How to know if the baby eats enough?

How to know if the baby eats enough?

During the first few days of your baby's birth, you may wonder whether or not you are getting enough milk, especially if you feel uneasy after breastfeeding or feel that you always want to eat.

If you practice breastfeeding, remember that it is digested in about two hours and it is normal for the baby to appear to be always hungry.

Most, during the first three or four days of birth, babies eat between eight and fifteen times a day.

As long as you get used to it, you should leave the other activities aside.

 If the baby gains weight, it shows that he receives the milk he needs.

Newborns lose 5 to 9 percent of their initial weight, but they regain it at the age of fifteen days.

From the fifth day after birth, your baby should add one ounce per day.

It is uncommon for a newborn to become dehydrated, but it is important to know the signs of good nutrition and be alert in case you notice something different in your baby: The baby should eat every two or three hours for at least eight times every twenty-four Hours, between the first two or three weeks of life.

The baby does pupu at least three times a day for the first month.

Their feces are mustard yellow.

By the second month he stops evacuating so often and can even spend one or two days without doing anything.

It has a continuous increase of weight, an average of 28 grams from the fifth day until the 3 months of age.

Eoes eight cloth diapers and five or six disposable diapers a day.

If you are not sure that the disposable diaper is wet, remove it and compare its weight with a new one.

The wet should weigh a little more.

Now a dehydrated baby can wet the diapers so the weight gain and the times that it evacuates are better parameter of measurement.

Baby makes sounds while breastfeeding.

Your breasts feel softer when you finish breastfeeding.

On the contrary, the baby receives little milk if: He does not start gaining body weight after the fifth day of birth.

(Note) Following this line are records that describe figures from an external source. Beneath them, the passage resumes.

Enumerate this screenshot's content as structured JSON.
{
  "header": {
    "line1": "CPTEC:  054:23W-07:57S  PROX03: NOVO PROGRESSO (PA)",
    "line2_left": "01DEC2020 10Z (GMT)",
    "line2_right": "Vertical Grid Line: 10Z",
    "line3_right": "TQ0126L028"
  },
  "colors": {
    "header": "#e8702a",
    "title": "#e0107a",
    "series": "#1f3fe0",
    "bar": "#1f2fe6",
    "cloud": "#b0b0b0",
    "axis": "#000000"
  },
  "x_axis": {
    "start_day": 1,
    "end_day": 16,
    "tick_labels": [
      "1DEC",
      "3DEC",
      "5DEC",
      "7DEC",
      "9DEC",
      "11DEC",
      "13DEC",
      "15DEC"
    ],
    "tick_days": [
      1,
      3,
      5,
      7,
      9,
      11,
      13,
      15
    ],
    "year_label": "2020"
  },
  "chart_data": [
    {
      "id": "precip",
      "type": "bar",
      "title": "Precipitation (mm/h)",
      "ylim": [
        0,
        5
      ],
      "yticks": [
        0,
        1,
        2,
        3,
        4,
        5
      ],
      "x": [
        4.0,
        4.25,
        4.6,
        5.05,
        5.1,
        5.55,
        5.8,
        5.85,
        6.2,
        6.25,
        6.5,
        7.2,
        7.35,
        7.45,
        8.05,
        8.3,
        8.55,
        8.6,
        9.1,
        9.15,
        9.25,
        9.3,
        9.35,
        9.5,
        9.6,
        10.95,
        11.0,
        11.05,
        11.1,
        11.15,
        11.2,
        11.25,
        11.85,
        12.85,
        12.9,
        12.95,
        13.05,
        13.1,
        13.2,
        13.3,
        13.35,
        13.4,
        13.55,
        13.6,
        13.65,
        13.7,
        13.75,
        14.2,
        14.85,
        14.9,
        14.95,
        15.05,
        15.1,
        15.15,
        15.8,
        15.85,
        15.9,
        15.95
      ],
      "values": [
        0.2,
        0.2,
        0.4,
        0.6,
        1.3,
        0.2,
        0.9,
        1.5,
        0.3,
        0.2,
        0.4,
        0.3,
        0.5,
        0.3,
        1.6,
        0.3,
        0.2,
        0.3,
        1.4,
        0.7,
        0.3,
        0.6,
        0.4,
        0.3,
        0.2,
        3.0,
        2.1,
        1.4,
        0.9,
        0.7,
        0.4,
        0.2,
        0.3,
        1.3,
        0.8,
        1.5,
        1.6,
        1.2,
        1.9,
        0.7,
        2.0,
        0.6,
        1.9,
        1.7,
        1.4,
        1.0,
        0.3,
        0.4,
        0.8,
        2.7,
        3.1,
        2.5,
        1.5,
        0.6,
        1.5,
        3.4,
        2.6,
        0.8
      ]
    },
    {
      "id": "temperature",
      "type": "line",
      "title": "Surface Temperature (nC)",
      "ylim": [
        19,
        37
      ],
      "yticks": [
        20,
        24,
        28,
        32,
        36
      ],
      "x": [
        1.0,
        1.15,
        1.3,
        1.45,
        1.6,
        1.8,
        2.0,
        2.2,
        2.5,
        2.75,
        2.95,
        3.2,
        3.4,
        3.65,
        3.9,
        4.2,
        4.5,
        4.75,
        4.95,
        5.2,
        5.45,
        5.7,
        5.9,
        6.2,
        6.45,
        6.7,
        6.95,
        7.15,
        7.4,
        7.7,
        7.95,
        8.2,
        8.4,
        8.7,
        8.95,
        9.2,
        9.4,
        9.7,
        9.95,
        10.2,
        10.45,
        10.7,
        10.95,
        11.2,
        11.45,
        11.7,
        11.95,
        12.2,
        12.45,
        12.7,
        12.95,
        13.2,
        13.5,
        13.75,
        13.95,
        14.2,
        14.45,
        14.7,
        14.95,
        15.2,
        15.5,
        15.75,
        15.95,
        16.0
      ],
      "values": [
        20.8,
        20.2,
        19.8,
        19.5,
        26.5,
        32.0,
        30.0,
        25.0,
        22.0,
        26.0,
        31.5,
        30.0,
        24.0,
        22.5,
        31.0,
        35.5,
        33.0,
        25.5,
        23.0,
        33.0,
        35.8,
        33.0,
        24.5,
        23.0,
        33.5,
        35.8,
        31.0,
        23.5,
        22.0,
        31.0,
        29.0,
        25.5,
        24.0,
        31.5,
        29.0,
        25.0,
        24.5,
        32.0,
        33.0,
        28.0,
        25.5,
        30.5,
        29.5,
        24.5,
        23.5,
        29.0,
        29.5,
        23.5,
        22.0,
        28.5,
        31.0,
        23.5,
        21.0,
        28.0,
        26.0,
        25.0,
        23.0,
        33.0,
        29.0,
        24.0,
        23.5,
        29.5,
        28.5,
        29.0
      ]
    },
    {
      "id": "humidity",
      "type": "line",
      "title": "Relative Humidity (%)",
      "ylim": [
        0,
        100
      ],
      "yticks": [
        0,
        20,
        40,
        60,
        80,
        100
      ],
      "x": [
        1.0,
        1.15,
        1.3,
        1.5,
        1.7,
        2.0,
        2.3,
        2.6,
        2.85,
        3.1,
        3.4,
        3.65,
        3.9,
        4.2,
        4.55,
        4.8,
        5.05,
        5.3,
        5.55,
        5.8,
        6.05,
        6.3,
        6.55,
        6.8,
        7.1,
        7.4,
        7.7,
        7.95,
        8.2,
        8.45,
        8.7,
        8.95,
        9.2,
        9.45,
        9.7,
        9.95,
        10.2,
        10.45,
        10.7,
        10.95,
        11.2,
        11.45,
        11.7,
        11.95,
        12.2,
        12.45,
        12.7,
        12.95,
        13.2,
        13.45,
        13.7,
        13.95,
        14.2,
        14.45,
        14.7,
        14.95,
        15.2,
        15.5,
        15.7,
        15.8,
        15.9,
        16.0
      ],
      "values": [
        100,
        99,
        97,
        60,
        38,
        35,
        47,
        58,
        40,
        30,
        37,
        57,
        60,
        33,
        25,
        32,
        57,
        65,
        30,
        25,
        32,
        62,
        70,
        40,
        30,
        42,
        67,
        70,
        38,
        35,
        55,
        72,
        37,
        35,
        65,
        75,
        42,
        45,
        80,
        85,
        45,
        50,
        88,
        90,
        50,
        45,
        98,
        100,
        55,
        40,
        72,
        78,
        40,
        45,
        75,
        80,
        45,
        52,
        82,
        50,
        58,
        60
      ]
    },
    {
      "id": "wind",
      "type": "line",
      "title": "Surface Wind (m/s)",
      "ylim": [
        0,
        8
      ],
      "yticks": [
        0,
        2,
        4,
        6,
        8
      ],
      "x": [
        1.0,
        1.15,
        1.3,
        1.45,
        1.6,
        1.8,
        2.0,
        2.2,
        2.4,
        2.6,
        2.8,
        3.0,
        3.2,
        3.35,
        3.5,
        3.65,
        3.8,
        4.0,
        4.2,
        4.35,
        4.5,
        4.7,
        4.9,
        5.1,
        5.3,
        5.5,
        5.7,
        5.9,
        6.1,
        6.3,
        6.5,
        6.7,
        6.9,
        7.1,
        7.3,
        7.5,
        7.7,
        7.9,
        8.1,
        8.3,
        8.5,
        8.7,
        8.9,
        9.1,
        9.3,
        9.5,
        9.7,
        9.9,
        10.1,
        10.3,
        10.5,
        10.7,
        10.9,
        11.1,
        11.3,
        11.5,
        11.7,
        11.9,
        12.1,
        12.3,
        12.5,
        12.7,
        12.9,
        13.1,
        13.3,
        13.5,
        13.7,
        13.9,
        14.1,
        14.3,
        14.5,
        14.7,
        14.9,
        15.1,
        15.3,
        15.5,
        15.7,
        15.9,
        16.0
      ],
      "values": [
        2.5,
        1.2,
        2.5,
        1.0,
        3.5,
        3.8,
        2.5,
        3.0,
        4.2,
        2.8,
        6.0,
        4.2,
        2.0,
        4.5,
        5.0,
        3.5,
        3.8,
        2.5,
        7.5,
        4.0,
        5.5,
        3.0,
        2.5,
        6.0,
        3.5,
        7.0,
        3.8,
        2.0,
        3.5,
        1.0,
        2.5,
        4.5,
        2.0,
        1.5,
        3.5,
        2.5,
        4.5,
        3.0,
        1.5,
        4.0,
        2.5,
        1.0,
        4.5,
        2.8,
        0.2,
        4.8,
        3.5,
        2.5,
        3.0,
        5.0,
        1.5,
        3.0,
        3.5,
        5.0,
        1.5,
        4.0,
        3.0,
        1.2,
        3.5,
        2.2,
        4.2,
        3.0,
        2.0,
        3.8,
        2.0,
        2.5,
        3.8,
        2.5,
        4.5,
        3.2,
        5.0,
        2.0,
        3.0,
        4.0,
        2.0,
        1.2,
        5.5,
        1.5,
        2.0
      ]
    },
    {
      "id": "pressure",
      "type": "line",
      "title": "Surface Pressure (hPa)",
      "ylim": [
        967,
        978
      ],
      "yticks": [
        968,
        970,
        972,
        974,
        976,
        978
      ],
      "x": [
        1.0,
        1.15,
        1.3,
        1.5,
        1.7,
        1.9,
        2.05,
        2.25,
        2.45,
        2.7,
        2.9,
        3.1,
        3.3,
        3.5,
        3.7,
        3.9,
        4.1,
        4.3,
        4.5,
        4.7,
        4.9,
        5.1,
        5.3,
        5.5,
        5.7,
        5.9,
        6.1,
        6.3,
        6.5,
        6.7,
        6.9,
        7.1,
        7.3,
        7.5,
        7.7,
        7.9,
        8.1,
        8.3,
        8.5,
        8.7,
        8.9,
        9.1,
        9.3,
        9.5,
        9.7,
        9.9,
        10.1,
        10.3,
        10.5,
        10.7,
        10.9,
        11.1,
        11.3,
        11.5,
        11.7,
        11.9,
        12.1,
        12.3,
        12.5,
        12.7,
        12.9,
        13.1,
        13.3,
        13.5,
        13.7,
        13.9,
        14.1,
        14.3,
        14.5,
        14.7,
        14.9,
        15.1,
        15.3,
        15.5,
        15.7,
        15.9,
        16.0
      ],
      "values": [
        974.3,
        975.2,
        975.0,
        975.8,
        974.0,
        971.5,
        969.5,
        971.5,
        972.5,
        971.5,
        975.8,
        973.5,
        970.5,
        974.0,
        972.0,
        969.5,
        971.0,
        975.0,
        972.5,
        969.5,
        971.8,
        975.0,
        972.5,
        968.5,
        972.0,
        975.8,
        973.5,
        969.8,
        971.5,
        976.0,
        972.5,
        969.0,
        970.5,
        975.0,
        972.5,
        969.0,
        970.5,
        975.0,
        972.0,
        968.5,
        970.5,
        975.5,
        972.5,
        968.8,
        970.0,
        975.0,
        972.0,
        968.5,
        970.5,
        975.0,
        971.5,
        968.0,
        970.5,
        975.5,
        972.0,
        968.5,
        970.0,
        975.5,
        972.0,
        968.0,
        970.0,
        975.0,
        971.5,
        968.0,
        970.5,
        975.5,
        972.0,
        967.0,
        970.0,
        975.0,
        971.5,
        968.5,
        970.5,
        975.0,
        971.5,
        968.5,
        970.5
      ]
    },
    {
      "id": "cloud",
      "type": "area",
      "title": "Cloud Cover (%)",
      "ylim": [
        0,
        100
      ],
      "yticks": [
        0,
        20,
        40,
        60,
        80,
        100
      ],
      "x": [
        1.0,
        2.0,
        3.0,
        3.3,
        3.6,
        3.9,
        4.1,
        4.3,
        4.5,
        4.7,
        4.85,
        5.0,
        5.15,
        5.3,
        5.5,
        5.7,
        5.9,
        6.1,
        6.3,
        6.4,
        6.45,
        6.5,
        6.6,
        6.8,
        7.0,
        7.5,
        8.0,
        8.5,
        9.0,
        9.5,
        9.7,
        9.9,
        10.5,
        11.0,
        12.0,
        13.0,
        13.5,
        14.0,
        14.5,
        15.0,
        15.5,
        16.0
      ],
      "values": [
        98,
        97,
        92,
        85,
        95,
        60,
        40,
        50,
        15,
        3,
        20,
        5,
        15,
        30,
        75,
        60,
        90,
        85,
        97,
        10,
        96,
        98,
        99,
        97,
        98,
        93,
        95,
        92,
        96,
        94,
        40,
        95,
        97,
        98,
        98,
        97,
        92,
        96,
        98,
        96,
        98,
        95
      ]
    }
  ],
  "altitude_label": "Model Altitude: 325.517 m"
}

Very rarely do you hear him suck or swallow while you feed him.

Your breasts feel heavy and heavy after breastfeeding.

The baby looks restless or sleeps a lot most of the time.

The baby has dimples on the cheeks or makes clicking sounds when suckling.

The baby messes less than six diapers a day by the first week of birth.

The baby has very small stools and dark color from the fifth day of birth.

If you look at some of the things we mentioned, tell your pediatrician.